[1] It was a mistake to suppose the name had disappeared,
for it is
applied, in the form Pulo
Gaimr, to the small island above indicated,
in Colonel Versteeg’s
map to Veth’s Atchin (1873). In a
map chiefly
borrowed from that, in Ocean
Highways, August, 1873, I have ventured
to restore the name as Pulo
Gomus. The name is perhaps (Mal.)
Gamas, “hard,
rough.”
[2] Kurz’s Vegetation of the Andaman Islands
gives four myristicae
(nutmegs); but no sandal-wood
nor camphor-laurel. Nor do I find
sappan-wood, though there
is another Caesalpinia (C. Nuga).
CHAPTER XIII.
CONCERNING THE ISLAND OF ANGAMANAIN.
Angamanain is a very large Island. The people are without a king and are Idolaters, and no better than wild beasts. And I assure you all the men of this Island of Angamanain have heads like dogs, and teeth and eyes likewise; in fact, in the face they are all just like big mastiff dogs! They have a quantity of spices; but they are a most cruel generation, and eat everybody that they can catch, if not of their own race.[NOTE 1] They live on flesh and rice and milk, and have fruits different from any of ours.
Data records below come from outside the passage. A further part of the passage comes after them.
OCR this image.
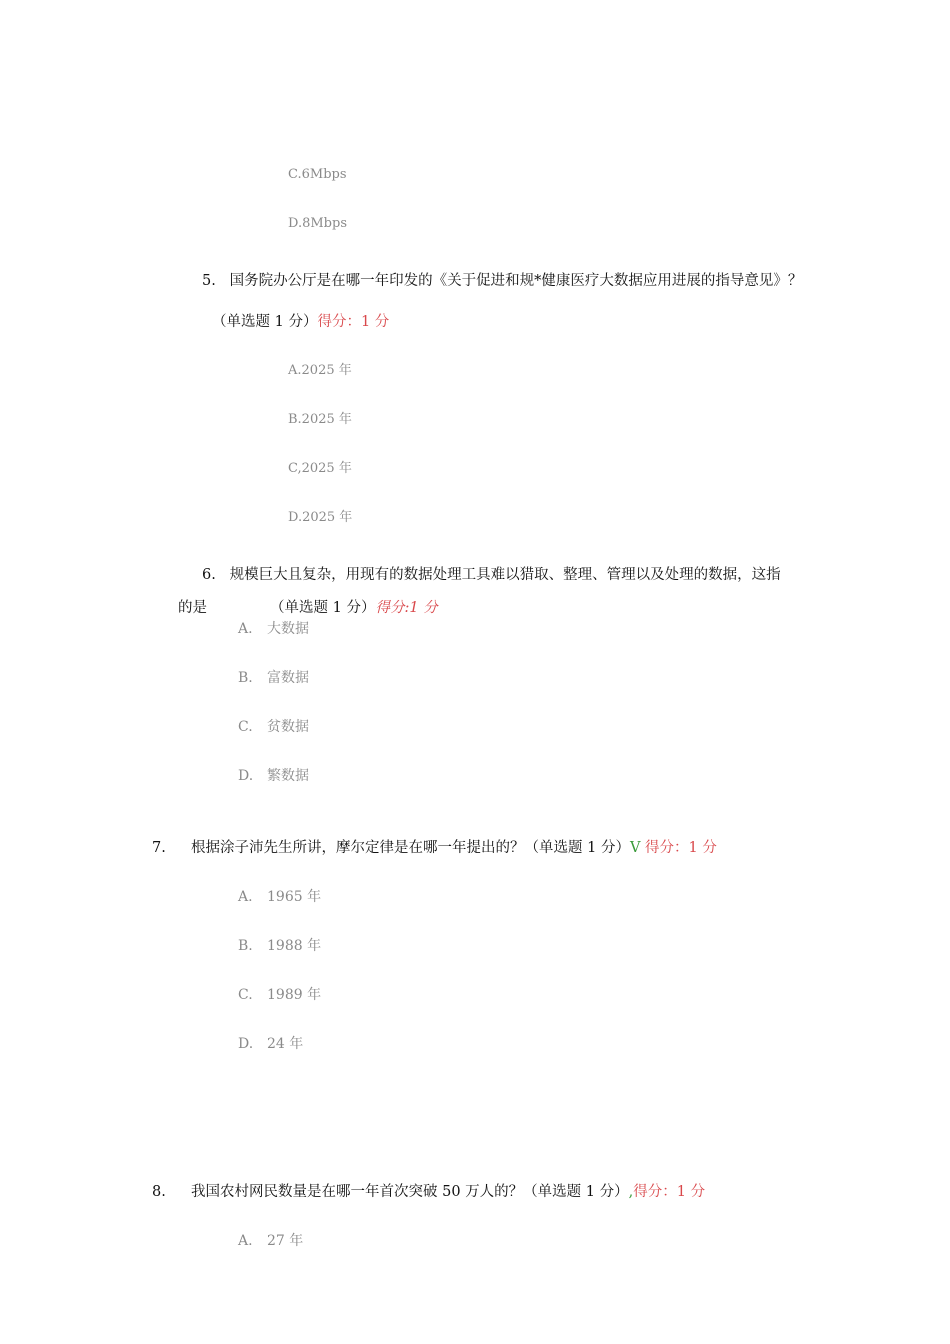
C.6Mbps
D.8Mbps
5. 国务院办公厅是在哪一年印发的《关于促进和规*健康医疗大数据应用进展的指导意见》？
（单选题 1 分）得分：1 分
A.2025 年
B.2025 年
C,2025 年
D.2025 年
6. 规模巨大且复杂，用现有的数据处理工具难以猎取、整理、管理以及处理的数据，这指
的是	（单选题 1 分）得分:1 分
A. 大数据
B. 富数据
C. 贫数据
D. 繁数据
7. 根据涂子沛先生所讲，摩尔定律是在哪一年提出的？（单选题 1 分）V 得分：1 分
A. 1965 年
B. 1988 年
C. 1989 年
D. 24 年
8. 我国农村网民数量是在哪一年首次突破 50 万人的？（单选题 1 分）,得分：1 分
A. 27 年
Now that I have told you about this race of people, as indeed it was highly proper to do in this our book, I will go on to tell you about an Island called Seilan, as you shall hear.
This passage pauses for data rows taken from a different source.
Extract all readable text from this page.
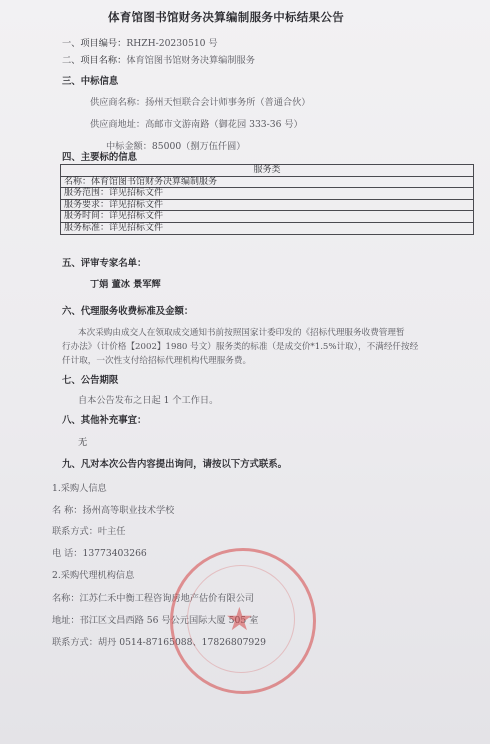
体育馆图书馆财务决算编制服务中标结果公告
一、项目编号：RHZH-20230510 号
二、项目名称：体育馆图书馆财务决算编制服务
三、中标信息
供应商名称：扬州天恒联合会计师事务所（普通合伙）
供应商地址：高邮市文游南路（御花园 333-36 号）
中标金额：85000（捌万伍仟圆）
四、主要标的信息
服务类
名称：体育馆图书馆财务决算编制服务
服务范围：详见招标文件
服务要求：详见招标文件
服务时间：详见招标文件
服务标准：详见招标文件
五、评审专家名单：
丁娟 董冰 景军辉
六、代理服务收费标准及金额：
本次采购由成交人在领取成交通知书前按照国家计委印发的《招标代理服务收费管理暂
行办法》（计价格【2002】1980 号文）服务类的标准（是成交价*1.5%计取），不满经仟按经
仟计取，一次性支付给招标代理机构代理服务费。
七、公告期限
自本公告发布之日起 1 个工作日。
八、其他补充事宜：
无
九、凡对本次公告内容提出询问，请按以下方式联系。
1.采购人信息
名 称：扬州高等职业技术学校
联系方式：叶主任
电 话：13773403266
2.采购代理机构信息
名称：江苏仁禾中衡工程咨询房地产估价有限公司
地址：邗江区文昌西路 56 号公元国际大厦 505 室
联系方式：胡丹 0514-87165088、17826807929
★
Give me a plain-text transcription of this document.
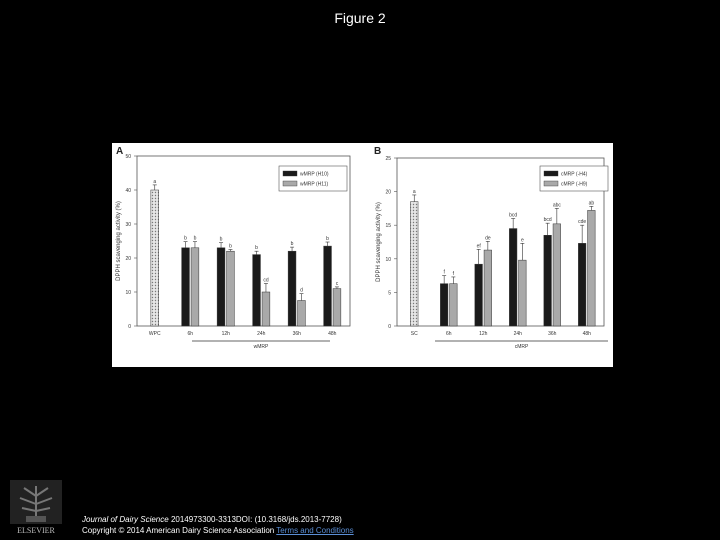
Figure 2
A
0
10
20
30
40
50
DPPH scavenging activity (%)
a
WPC
b b
6h
b
b
12h
b
cd
24h
b
d
36h
b
c
48h
wMRP
wMRP (H10)
wMRP (H11)
B
0
5
10
15
20
25
DPPH scavenging activity (%)
a
SC
f f
6h
ef
de
12h
bcd
e
24h
bcd
abc
36h
cde
ab
48h
cMRP
cMRP (-H4)
cMRP (-H9)
ELSEVIER
Journal of Dairy Science 2014973300-3313DOI: (10.3168/jds.2013-7728)
Copyright © 2014 American Dairy Science Association Terms and Conditions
NOTE 1.—Here Marco speaks of the remarkable population of the Andaman Islands—Oriental negroes in the lowest state of barbarism—who have remained in their isolated and degraded condition, so near the shores of great civilised countries, for so many ages. “Rice and milk” they have not, and their fruits are only wild ones.
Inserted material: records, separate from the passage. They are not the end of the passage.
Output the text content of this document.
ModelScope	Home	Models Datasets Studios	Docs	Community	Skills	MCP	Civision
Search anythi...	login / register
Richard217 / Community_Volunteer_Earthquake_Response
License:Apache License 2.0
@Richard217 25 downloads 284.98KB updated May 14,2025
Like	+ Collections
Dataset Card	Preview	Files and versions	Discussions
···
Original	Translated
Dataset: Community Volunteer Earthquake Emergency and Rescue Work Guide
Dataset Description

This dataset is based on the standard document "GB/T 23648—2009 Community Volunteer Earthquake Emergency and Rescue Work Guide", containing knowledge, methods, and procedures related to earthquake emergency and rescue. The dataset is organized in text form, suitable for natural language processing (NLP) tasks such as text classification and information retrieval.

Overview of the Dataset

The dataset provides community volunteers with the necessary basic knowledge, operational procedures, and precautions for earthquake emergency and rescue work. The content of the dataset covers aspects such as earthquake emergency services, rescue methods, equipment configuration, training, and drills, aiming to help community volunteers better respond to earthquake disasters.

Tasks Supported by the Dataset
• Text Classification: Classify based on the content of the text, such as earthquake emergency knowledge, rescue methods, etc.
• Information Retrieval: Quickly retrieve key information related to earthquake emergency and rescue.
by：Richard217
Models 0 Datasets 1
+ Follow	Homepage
[From the Sing-ch’a Sheng-lan quoted by Professor Schlegel (Geog. Notes, I. p. 8) we learn that these islanders have neither “rice or corn, but only descend into the sea and catch fish and shrimps in their nets; they also plant Banians and Cocoa-trees for their food.”—H.C.]
I imagine our traveller’s form Angamanain to be an Arabic (oblique) dual—“The two ANDAMANS,” viz. The Great and The Little, the former being in truth a chain of three islands, but so close and nearly continuous as to form apparently one, and to be named as such.
[Illustration: The Borus. (From a Manuscript.)]
[Professor Schlegel writes (Geog. Notes. I. p. 12): “This etymology is to be rejected because the old Chinese transcription gives So—(or Sun) daman.... The Pien-i-tien (ch. 107, I. fol. 30) gives a description of Andaman, here called An-to-man kwoh, quoted from the San-tsai Tu-hwui.”—H.C.]